By Caroline de Sury
OSV News
PARIS — The traditional “Lenten Conferences” have resumed at Notre Dame Cathedral in Paris this Lenten season, for the first time since the fire of April 15, 2019.
Lent 2025 is also marked by record participation in Ash Wednesday Masses in France and a record number of catechumens preparing to enter the Catholic Church on Easter.
Notre Dame lectures, a Lenten hallmark, have a long history dating back to the French monarchy, but in contemporary times were renewed and systematized in 1834 by a young lay Catholic student, Frederic Ozanam, beatified in 1997 by St. John Paul II in Notre Dame during World Youth Day in Paris.
Ozanam established the tradition of the lectures along with Father Henri Lacordaire, whose Lenten preaching became an instant classic in Paris.
To this day, Lenten Notre Dame lectures are a major event on the French cultural calendar.

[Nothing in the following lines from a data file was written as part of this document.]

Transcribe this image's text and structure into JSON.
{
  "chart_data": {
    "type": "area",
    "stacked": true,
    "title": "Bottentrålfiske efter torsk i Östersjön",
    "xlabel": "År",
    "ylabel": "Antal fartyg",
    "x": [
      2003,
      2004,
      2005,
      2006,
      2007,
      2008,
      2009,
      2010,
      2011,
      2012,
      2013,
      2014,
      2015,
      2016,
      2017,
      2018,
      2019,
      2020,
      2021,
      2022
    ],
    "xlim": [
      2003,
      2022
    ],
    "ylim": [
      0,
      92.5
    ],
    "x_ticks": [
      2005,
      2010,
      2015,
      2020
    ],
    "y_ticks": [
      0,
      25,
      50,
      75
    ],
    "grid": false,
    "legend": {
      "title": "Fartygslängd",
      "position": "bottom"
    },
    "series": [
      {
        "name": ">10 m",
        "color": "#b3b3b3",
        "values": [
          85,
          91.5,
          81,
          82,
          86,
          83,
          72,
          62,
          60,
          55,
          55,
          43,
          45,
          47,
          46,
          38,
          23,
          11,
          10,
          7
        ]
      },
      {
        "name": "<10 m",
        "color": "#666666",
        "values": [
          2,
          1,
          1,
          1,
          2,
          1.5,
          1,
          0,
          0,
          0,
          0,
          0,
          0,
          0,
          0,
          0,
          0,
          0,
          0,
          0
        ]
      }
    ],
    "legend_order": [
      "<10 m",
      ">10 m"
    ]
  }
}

Every Sunday until Easter, the faithful can attend them in person, but they are also broadcast live on France Culture, a branch of French public radio, and Catholic television channel KTO.
In the Jubilee Year, six people — priests, religious and laity — will take turns leading people on the theme “Our Lady, Queen of Peace, from the Magnificat to the Apocalypse.”